The Kinmen County Government on Tuesday launched a battle against “smooth cord grass,” urging county residents to join the fight to protect the island’s coastal ecological system.
More than 100 county government officials, agricultural experts, Kinmen National Park rangers and representatives of local community development associations attended a training program organized by the county government to learn how to weed out the grass, an invasive species that has already swallowed 10 hectares of beaches along the northern coast.
PHOTO: CNA
The grass, a native of the Atlantic coast of the US, is a medium-to-large-sized saltwater plant that grows in wetlands.
The Kinmen Public Works Bureau said the plant was introduced to China in 1979 because of its saltwater-resistant nature. Its solid stems and roots can help shore up sandy seashores or riverbanks.

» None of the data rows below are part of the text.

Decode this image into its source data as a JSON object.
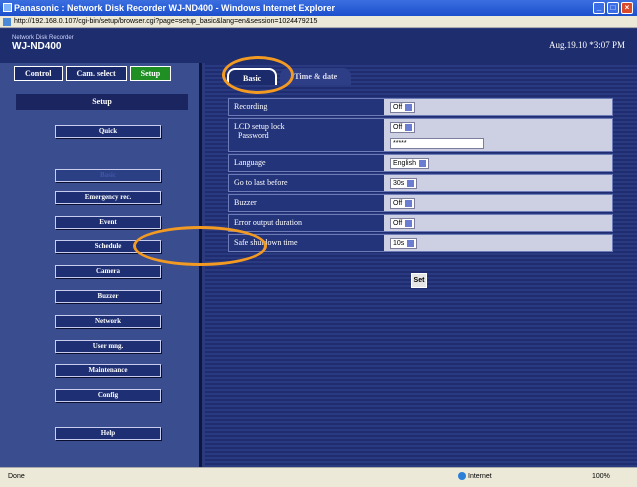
{
  "window": {
    "title": "Panasonic : Network Disk Recorder WJ-ND400 - Windows Internet Explorer",
    "address": "http://192.168.0.107/cgi-bin/setup/browser.cgi?page=setup_basic&lang=en&session=1024479215"
  },
  "header": {
    "brand_sub": "Network Disk Recorder",
    "brand_main": "WJ-ND400",
    "clock": "Aug.19.10 *3:07 PM"
  },
  "modes": [
    {
      "label": "Control"
    },
    {
      "label": "Cam. select"
    },
    {
      "label": "Setup"
    }
  ],
  "sidebar": {
    "heading": "Setup",
    "items": [
      {
        "label": "Quick"
      },
      {
        "label": "Basic"
      },
      {
        "label": "Emergency rec."
      },
      {
        "label": "Event"
      },
      {
        "label": "Schedule"
      },
      {
        "label": "Camera"
      },
      {
        "label": "Buzzer"
      },
      {
        "label": "Network"
      },
      {
        "label": "User mng."
      },
      {
        "label": "Maintenance"
      },
      {
        "label": "Config"
      },
      {
        "label": "Help"
      }
    ]
  },
  "tabs": [
    {
      "label": "Basic"
    },
    {
      "label": "Time & date"
    }
  ],
  "settings": {
    "recording": {
      "label": "Recording",
      "value": "Off"
    },
    "lcd_lock": {
      "label": "LCD setup lock",
      "value": "Off"
    },
    "password": {
      "label": "Password",
      "value": "*****"
    },
    "language": {
      "label": "Language",
      "value": "English"
    },
    "goto_last": {
      "label": "Go to last before",
      "value": "30s"
    },
    "buzzer": {
      "label": "Buzzer",
      "value": "Off"
    },
    "error_output": {
      "label": "Error output duration",
      "value": "Off"
    },
    "safe_shutdown": {
      "label": "Safe shutdown time",
      "value": "10s"
    },
    "set_button": "Set"
  },
  "statusbar": {
    "left": "Done",
    "zone": "Internet",
    "zoom": "100%"
  },
  "colors": {
    "highlight_ring": "#f39a22",
    "active_mode": "#1f8f24",
    "panel_bg": "#1f2d70"
  }
}
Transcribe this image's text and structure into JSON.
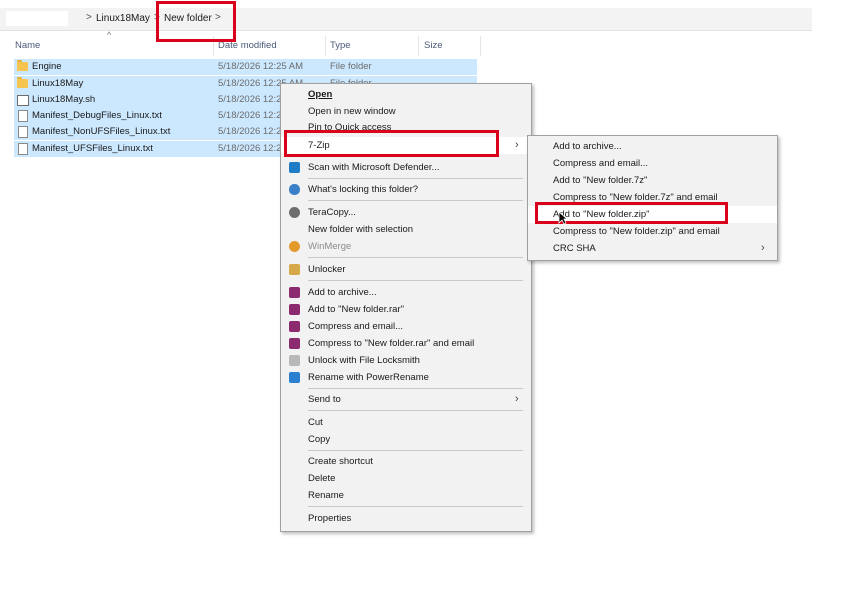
{
  "breadcrumb": {
    "items": [
      "Linux18May",
      "New folder"
    ],
    "separator": ">"
  },
  "columns": {
    "name": "Name",
    "date": "Date modified",
    "type": "Type",
    "size": "Size"
  },
  "files": [
    {
      "name": "Engine",
      "date": "5/18/2026 12:25 AM",
      "type": "File folder",
      "icon": "folder-icon"
    },
    {
      "name": "Linux18May",
      "date": "5/18/2026 12:25 AM",
      "type": "File folder",
      "icon": "folder-icon"
    },
    {
      "name": "Linux18May.sh",
      "date": "5/18/2026 12:24",
      "type": "",
      "icon": "script-file-icon"
    },
    {
      "name": "Manifest_DebugFiles_Linux.txt",
      "date": "5/18/2026 12:24",
      "type": "",
      "icon": "text-file-icon"
    },
    {
      "name": "Manifest_NonUFSFiles_Linux.txt",
      "date": "5/18/2026 12:24",
      "type": "",
      "icon": "text-file-icon"
    },
    {
      "name": "Manifest_UFSFiles_Linux.txt",
      "date": "5/18/2026 12:24",
      "type": "",
      "icon": "text-file-icon"
    }
  ],
  "context_menu": {
    "items": {
      "open": "Open",
      "open_new_window": "Open in new window",
      "pin_quick_access": "Pin to Quick access",
      "seven_zip": "7-Zip",
      "defender": "Scan with Microsoft Defender...",
      "whats_locking": "What's locking this folder?",
      "teracopy": "TeraCopy...",
      "new_folder_selection": "New folder with selection",
      "winmerge": "WinMerge",
      "unlocker": "Unlocker",
      "add_archive": "Add to archive...",
      "add_rar": "Add to \"New folder.rar\"",
      "compress_email": "Compress and email...",
      "compress_rar_email": "Compress to \"New folder.rar\" and email",
      "locksmith": "Unlock with File Locksmith",
      "powerrename": "Rename with PowerRename",
      "send_to": "Send to",
      "cut": "Cut",
      "copy": "Copy",
      "create_shortcut": "Create shortcut",
      "delete": "Delete",
      "rename": "Rename",
      "properties": "Properties"
    }
  },
  "submenu_7zip": {
    "items": [
      "Add to archive...",
      "Compress and email...",
      "Add to \"New folder.7z\"",
      "Compress to \"New folder.7z\" and email",
      "Add to \"New folder.zip\"",
      "Compress to \"New folder.zip\" and email",
      "CRC SHA"
    ],
    "highlighted_index": 4
  },
  "colors": {
    "selection": "#cce8ff",
    "highlight_box": "#d9001b",
    "menu_bg": "#f2f2f2"
  }
}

Unexpectedly, however, the plant, which grows quickly and has high adaptability, rapidly took control of China’s southern coastal areas, drying out salt marshes along the coast and turning beaches into solid land with interlocked woven stem vines, and obstructing ships from sailing into harbors.
The stubborn grass was brought to Kinmen by sea tides, waves and migrant birds about 10 years ago and soon found a new home on the island’s sandy beaches and tidal flats, the bureau said.
Since then, the grass has triggered an unprecedented ecological disaster in Kinmen, Kinmen County Government Secretary-General Lu Chih-huei (盧志輝) said.
A mangrove wetland on the mouth of Kinmen’s Wuchiang River is facing the greatest threat from the plant, Lu said.
“It has not only blocked the navigational route and worsened the quality of sea water, but also triggered a red tide. Local people see it as a pest,” he said.
The local government’s field surveys show that the non-native grass has dried part of the wetland and because of its strong grip on beaches, the grass obstructs the natural activities of crabs and even threatens the survival of other coastal organisms, such as mudskippers.
Last year, the county government began a weeding program, but it failed because officials did not realize the grass cannot be killed without having its roots pulled out.
Opting not to use weed killers or herbicides to avoid another and possibly greater ecological disaster, the county government has been searching for a way to get rid of the hostile invader, Lu said.
After months of tests on possible measures to stop the stubborn grass from spreading, officials finally found that the best way to destroy the plant was to pull out its roots and then bury them in a 3m deep hole.
Experts have found the grass cannot grow at such a depth, Lu said.
The county government is hoping local residents can help it remove the pest for good.